Rétablir l’école comme institution ordonnée au Bien commun, et non plus comme prestataire de services, chargée seulement d’assurer l’employabilité du citoyen-consommateur : un tel projet ne peut que rencontrer l’assentiment universel.


Pour autant, cette tribune pèche à mes yeux par la perspective trop partielle d’après laquelle sont envisagés les enjeux épistémologiques, socio-économiques et politiques qui surplombent toute réforme éducative. En manière de diagnostic, ses auteurs reprennent les traditionnelles lamentations de la droite sur le « collège unique », présenté comme cause des causes de tous nos maux éducatifs. Quant aux remèdes, le « Collectif Racines » propose de sanctuariser des pratiques sans aucun doute respectables – par exemple la notation, présentée comme modalité indépassable de l’évaluation scolaire – mais qui ne constituent pas, en elles-mêmes, la réponse globale qu’exige la crise que nous traversons.


Au lieu de démolir le « collège unique », terme générique qui regroupe sous une étiquette d’apparence volontariste une infinité de déclinaisons locales et de dispositifs dérogatoires (cf. l’éducation dite, par antiphrase, « prioritaire »), ne devrions-nous pas plutôt nous donner pour ambition de lui donner enfin une réalité en vue de former le « peuple d’élite » dont la nation aura besoin pour mener sa résistance économique et culturelle contre la mondialisation ? C’est en cela que l’État, seul capable d’imposer et de consentir les investissements nécessaires, aurait un rôle irremplaçable à jouer…


Par ailleurs, j’exprime les plus vives réserves sur les « spécificités » de l’école privée qu’il conviendrait de « respecter ». Dans un système éducatif cohérent, si l’école « privée » était privée de quelque chose, ce serait en tout premier lieu de sa raison d’être. Ceci constitue un enjeu politique crucial. La contribution qu’apporta le Front national, en pleine période reaganienne, aux défilés en faveur de l’école prétendue « libre » constitue l’un de ces accidents de l’histoire qui empêcha l’émergence d’un patriotisme authentiquement social et républicain – patriotisme amalgamé depuis lors aux marges les plus réactionnaires de la droite versaillaise. Certes, je n’ignore pas que l’époque est révolue où le "chèque éducation" tenait le haut du pavé dans le programme éducatif du Front. Rappelons tout de même que l’enseignement privé n’est que l’ultime résidu d’une guerre civile qui accoucha de la République au tournant du XIXème et du XXème siècle. Le Front se grandirait s’il se proposait, une fois l’école publique redressée, de mettre un terme symbolique à cet affrontement stérile qui ronge de l’intérieur le principe d’égalité républicaine.

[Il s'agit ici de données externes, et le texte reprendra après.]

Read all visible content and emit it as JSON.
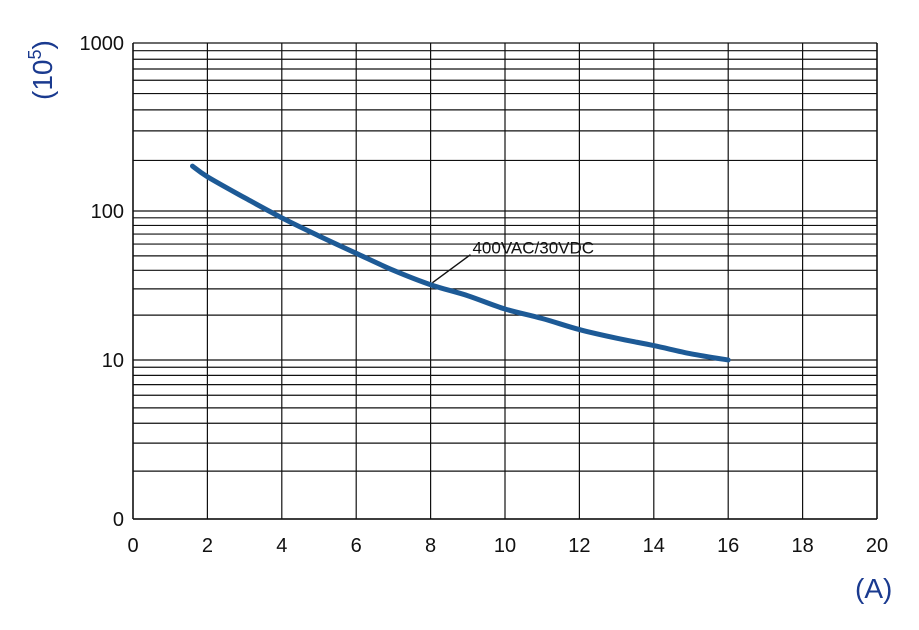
{
  "chart_data": {
    "type": "line",
    "title": "",
    "xlabel": "(A)",
    "ylabel_base": "(10",
    "ylabel_exp": "5",
    "ylabel_close": ")",
    "x_ticks": [
      "0",
      "2",
      "4",
      "6",
      "8",
      "10",
      "12",
      "14",
      "16",
      "18",
      "20"
    ],
    "y_ticks": [
      "0",
      "10",
      "100",
      "1000"
    ],
    "xlim": [
      0,
      20
    ],
    "y_scale": "log",
    "grid": true,
    "colors": {
      "line": "#1d5a96",
      "unit_label": "#1a3a8f",
      "grid": "#111111"
    },
    "series": [
      {
        "annotation": "400VAC/30VDC",
        "x": [
          1.6,
          2,
          3,
          4,
          5,
          6,
          7,
          8,
          9,
          10,
          11,
          12,
          13,
          14,
          15,
          16
        ],
        "y": [
          185,
          160,
          120,
          90,
          68,
          52,
          40,
          32,
          27,
          22,
          19,
          16,
          14,
          12.5,
          11,
          10
        ]
      }
    ]
  }
}
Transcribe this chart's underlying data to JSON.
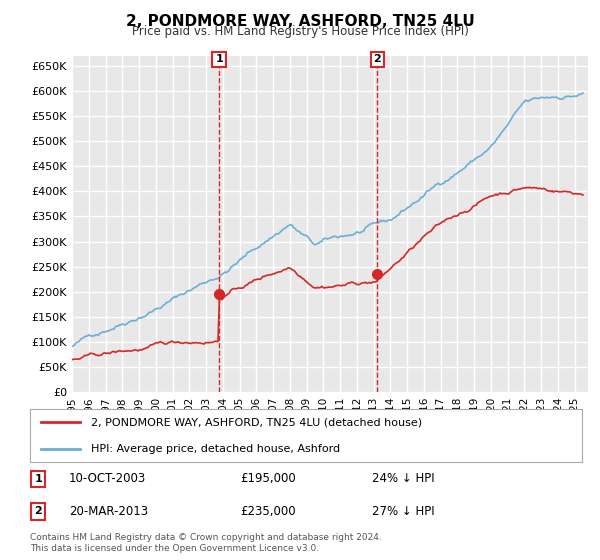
{
  "title": "2, PONDMORE WAY, ASHFORD, TN25 4LU",
  "subtitle": "Price paid vs. HM Land Registry's House Price Index (HPI)",
  "yticks": [
    0,
    50000,
    100000,
    150000,
    200000,
    250000,
    300000,
    350000,
    400000,
    450000,
    500000,
    550000,
    600000,
    650000
  ],
  "ylim": [
    0,
    670000
  ],
  "xlim_start": 1995.0,
  "xlim_end": 2025.8,
  "xticks": [
    1995,
    1996,
    1997,
    1998,
    1999,
    2000,
    2001,
    2002,
    2003,
    2004,
    2005,
    2006,
    2007,
    2008,
    2009,
    2010,
    2011,
    2012,
    2013,
    2014,
    2015,
    2016,
    2017,
    2018,
    2019,
    2020,
    2021,
    2022,
    2023,
    2024,
    2025
  ],
  "purchase1": {
    "year": 2003.78,
    "price": 195000,
    "label": "1",
    "date": "10-OCT-2003",
    "pct": "24% ↓ HPI"
  },
  "purchase2": {
    "year": 2013.22,
    "price": 235000,
    "label": "2",
    "date": "20-MAR-2013",
    "pct": "27% ↓ HPI"
  },
  "red_line_label": "2, PONDMORE WAY, ASHFORD, TN25 4LU (detached house)",
  "blue_line_label": "HPI: Average price, detached house, Ashford",
  "footer": "Contains HM Land Registry data © Crown copyright and database right 2024.\nThis data is licensed under the Open Government Licence v3.0.",
  "hpi_color": "#6baed6",
  "price_color": "#d62728",
  "background_color": "#ffffff",
  "plot_bg_color": "#e8e8e8",
  "grid_color": "#ffffff"
}
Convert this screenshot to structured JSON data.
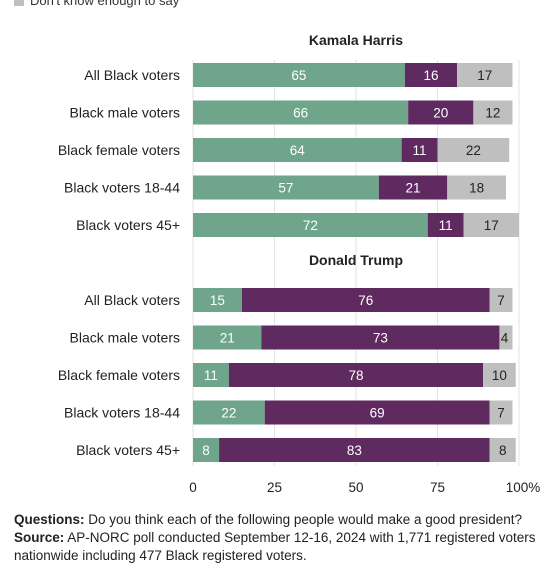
{
  "legend": [
    {
      "label": "Don't know enough to say",
      "color": "#BFBFBF"
    }
  ],
  "colors": {
    "good": "#6FA58A",
    "not_good": "#5E2A5F",
    "dont_know": "#BFBFBF"
  },
  "chart_data": [
    {
      "type": "bar",
      "orientation": "horizontal",
      "stacked": true,
      "title": "Kamala Harris",
      "categories": [
        "All Black voters",
        "Black male voters",
        "Black female voters",
        "Black voters 18-44",
        "Black voters 45+"
      ],
      "series": [
        {
          "values": [
            65,
            66,
            64,
            57,
            72
          ],
          "color": "#6FA58A"
        },
        {
          "values": [
            16,
            20,
            11,
            21,
            11
          ],
          "color": "#5E2A5F"
        },
        {
          "name": "Don't know enough to say",
          "values": [
            17,
            12,
            22,
            18,
            17
          ],
          "color": "#BFBFBF"
        }
      ]
    },
    {
      "type": "bar",
      "orientation": "horizontal",
      "stacked": true,
      "title": "Donald Trump",
      "categories": [
        "All Black voters",
        "Black male voters",
        "Black female voters",
        "Black voters 18-44",
        "Black voters 45+"
      ],
      "series": [
        {
          "values": [
            15,
            21,
            11,
            22,
            8
          ],
          "color": "#6FA58A"
        },
        {
          "values": [
            76,
            73,
            78,
            69,
            83
          ],
          "color": "#5E2A5F"
        },
        {
          "name": "Don't know enough to say",
          "values": [
            7,
            4,
            10,
            7,
            8
          ],
          "color": "#BFBFBF"
        }
      ]
    }
  ],
  "axis": {
    "xlim": [
      0,
      100
    ],
    "ticks": [
      0,
      25,
      50,
      75,
      100
    ],
    "tick_labels": [
      "0",
      "25",
      "50",
      "75",
      "100%"
    ],
    "grid": true
  },
  "footer": {
    "questions_label": "Questions:",
    "questions_text": "Do you think each of the following people would make a good president?",
    "source_label": "Source:",
    "source_text": "AP-NORC poll conducted September 12-16, 2024 with 1,771 registered voters nationwide including 477 Black registered voters."
  }
}
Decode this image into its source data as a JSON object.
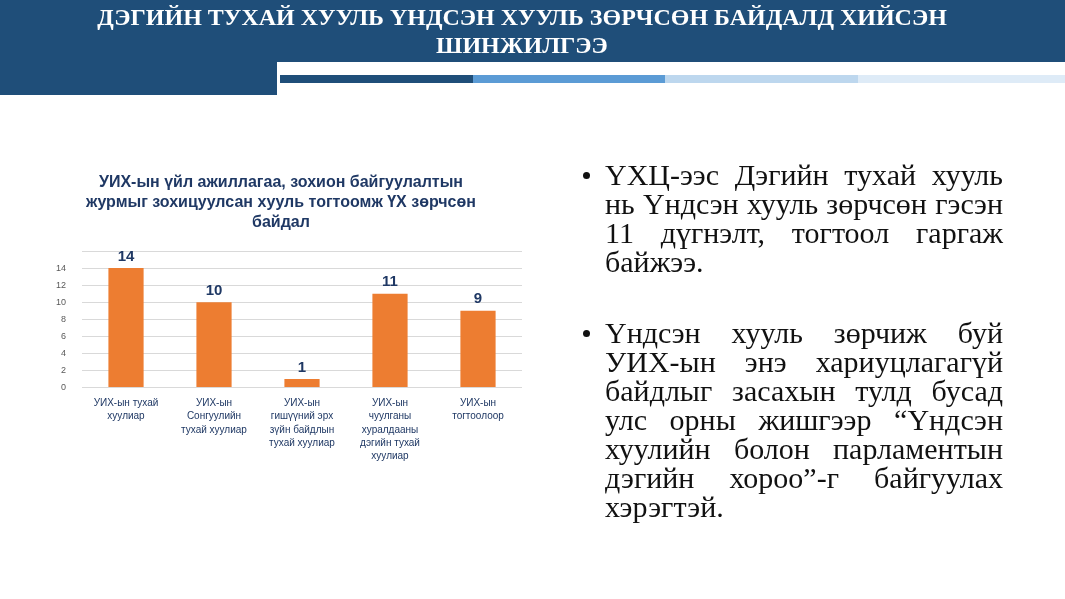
{
  "chart_data": {
    "type": "bar",
    "title": "ДЭГИЙН ТУХАЙ ХУУЛЬ ҮНДСЭН ХУУЛЬ ЗӨРЧСӨН БАЙДАЛД ХИЙСЭН ШИНЖИЛГЭЭ",
    "subtitle": "УИХ-ын үйл ажиллагаа, зохион байгуулалтын журмыг зохицуулсан хууль тогтоомж ҮХ зөрчсөн байдал",
    "categories": [
      "УИХ-ын тухай хуулиар",
      "УИХ-ын Сонгуулийн тухай хуулиар",
      "УИХ-ын гишүүний эрх зүйн байдлын тухай хуулиар",
      "УИХ-ын чуулганы хуралдааны дэгийн тухай хуулиар",
      "УИХ-ын тогтоолоор"
    ],
    "values": [
      14,
      10,
      1,
      11,
      9
    ],
    "color": "#ed7d31",
    "ylim": [
      0,
      16
    ],
    "yticks": [
      0,
      2,
      4,
      6,
      8,
      10,
      12,
      14,
      {
        "value": 16,
        "label": null
      }
    ],
    "grid": "y",
    "data_labels": true,
    "annotations": [
      "ҮХЦ-ээс Дэгийн тухай хууль нь Үндсэн хууль зөрчсөн гэсэн 11 дүгнэлт, тогтоол гаргаж байжээ.",
      "Үндсэн хууль зөрчиж буй УИХ-ын энэ хариуцлагагүй байдлыг засахын тулд бусад улс орны жишгээр “Үндсэн хуулийн болон парламентын дэгийн хороо”-г байгуулах хэрэгтэй."
    ]
  }
}
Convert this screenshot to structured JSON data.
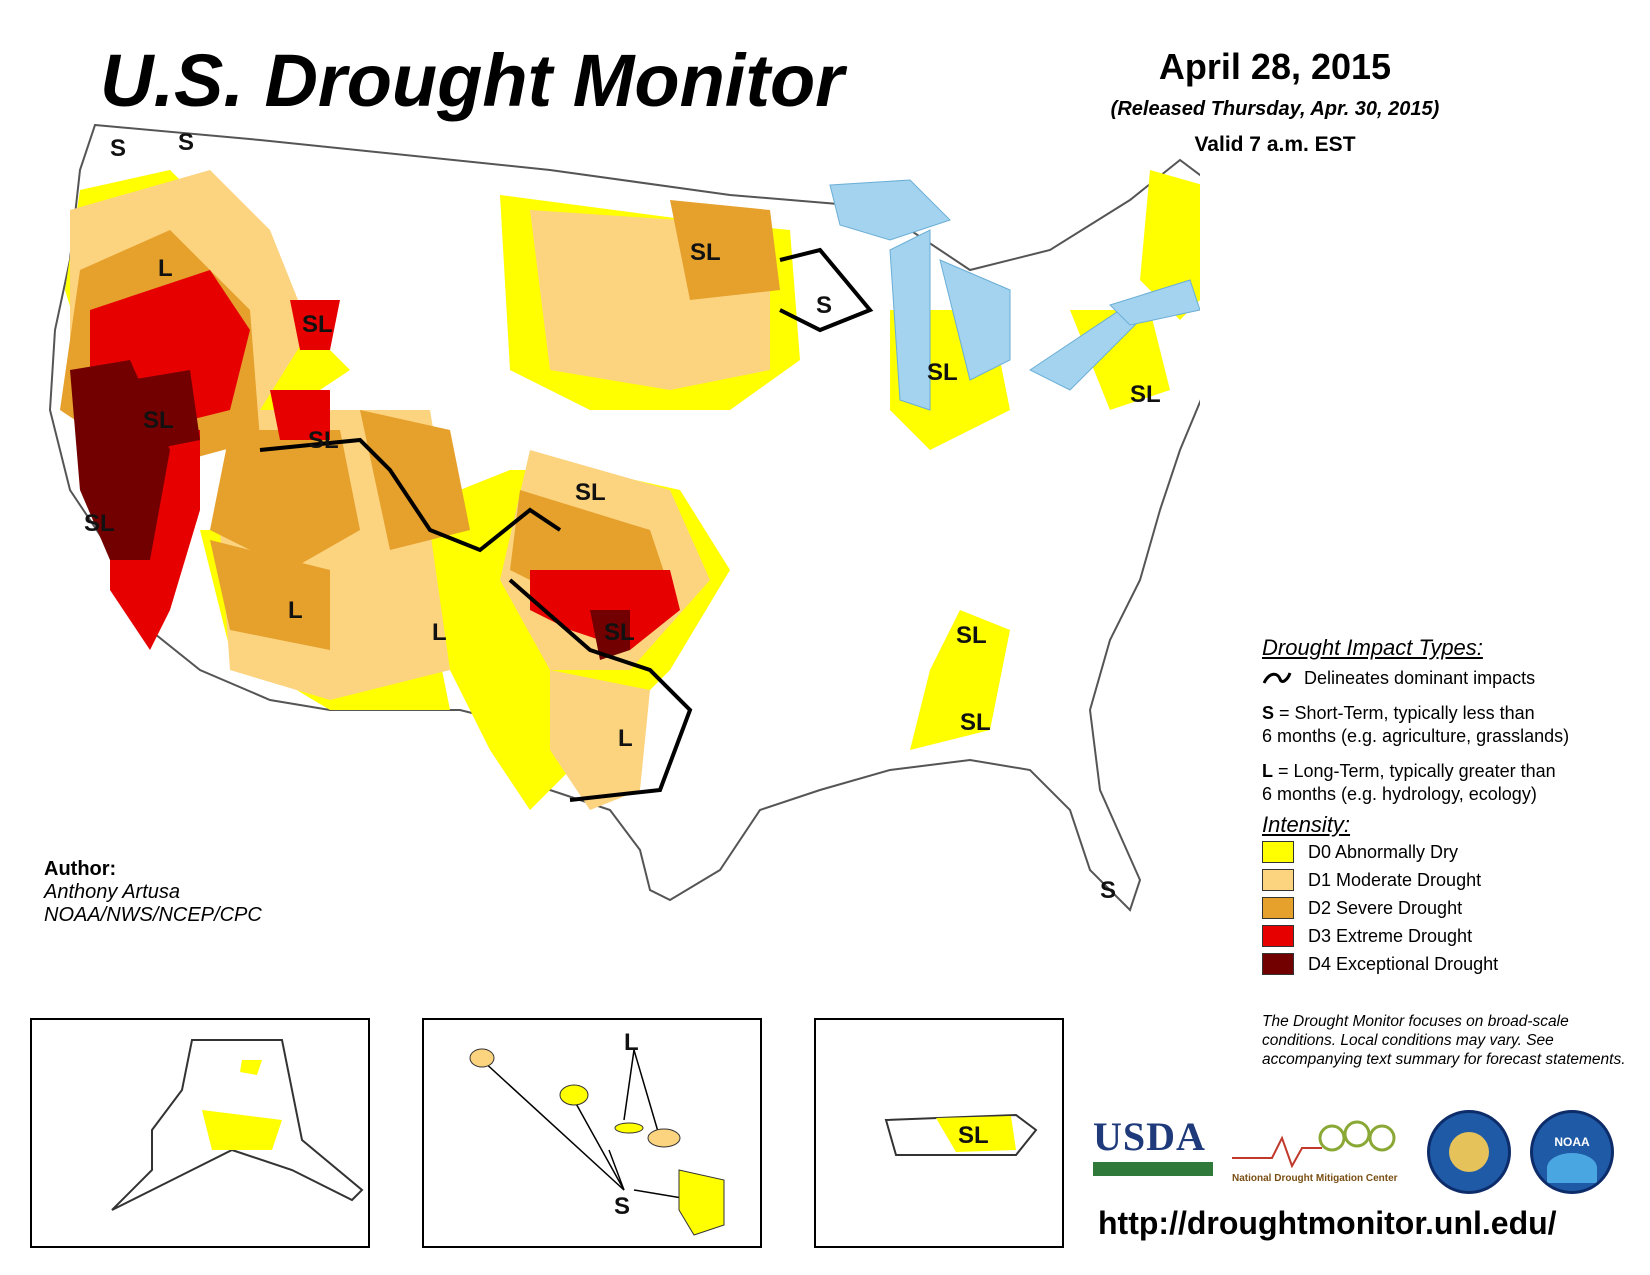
{
  "header": {
    "title": "U.S. Drought Monitor",
    "date": "April 28, 2015",
    "released": "(Released Thursday, Apr. 30, 2015)",
    "valid": "Valid 7 a.m. EST"
  },
  "author": {
    "heading": "Author:",
    "name": "Anthony Artusa",
    "org": "NOAA/NWS/NCEP/CPC"
  },
  "impact_legend": {
    "title": "Drought Impact Types:",
    "line_desc": "Delineates dominant impacts",
    "s_key": "S",
    "s_desc1": " = Short-Term, typically less than",
    "s_desc2": "6 months (e.g. agriculture, grasslands)",
    "l_key": "L",
    "l_desc1": " = Long-Term, typically greater than",
    "l_desc2": "6 months (e.g. hydrology, ecology)"
  },
  "intensity_legend": {
    "title": "Intensity:",
    "items": [
      {
        "label": "D0 Abnormally Dry",
        "color": "#ffff00"
      },
      {
        "label": "D1 Moderate Drought",
        "color": "#fcd37f"
      },
      {
        "label": "D2 Severe Drought",
        "color": "#e6a02c"
      },
      {
        "label": "D3 Extreme Drought",
        "color": "#e60000"
      },
      {
        "label": "D4 Exceptional Drought",
        "color": "#730000"
      }
    ]
  },
  "map_labels": {
    "wa_s1": "S",
    "wa_s2": "S",
    "or_l": "L",
    "id_sl": "SL",
    "nv_sl": "SL",
    "ut_sl": "SL",
    "ca_sl": "SL",
    "az_l": "L",
    "nm_l": "L",
    "mn_sl": "SL",
    "wi_s": "S",
    "mi_sl": "SL",
    "pa_sl": "SL",
    "ks_sl": "SL",
    "ok_sl": "SL",
    "tx_l": "L",
    "al_sl1": "SL",
    "al_sl2": "SL",
    "fl_s": "S",
    "hi_l": "L",
    "hi_s": "S",
    "pr_sl": "SL"
  },
  "note": "The Drought Monitor focuses on broad-scale conditions. Local conditions may vary. See accompanying text summary for forecast statements.",
  "logos": {
    "usda": "USDA",
    "ndmc": "National Drought Mitigation Center",
    "noaa": "NOAA"
  },
  "url": "http://droughtmonitor.unl.edu/"
}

Loin des déplorations convenues que l’on peut trouver dans n’importe quelle revue syndicale, le système scolaire dont nous avons besoin ne pourra donc être édifié que si nous avons à l’esprit le double impératif éthique et politique qui doit lui servir de colonne vertébrale : celui d’une élévation générale du niveau de culture et d’esprit critique de nos concitoyens. Ayons bien conscience que c’est un défi formidable auquel nous sommes confrontés puisque la résistance à la mondialisation libérale nous contraint à rehausser massivement le niveau au moment précisément où toutes les évolutions techniques et anthropologiques en cours se conjuguent pour le faire s’effondrer.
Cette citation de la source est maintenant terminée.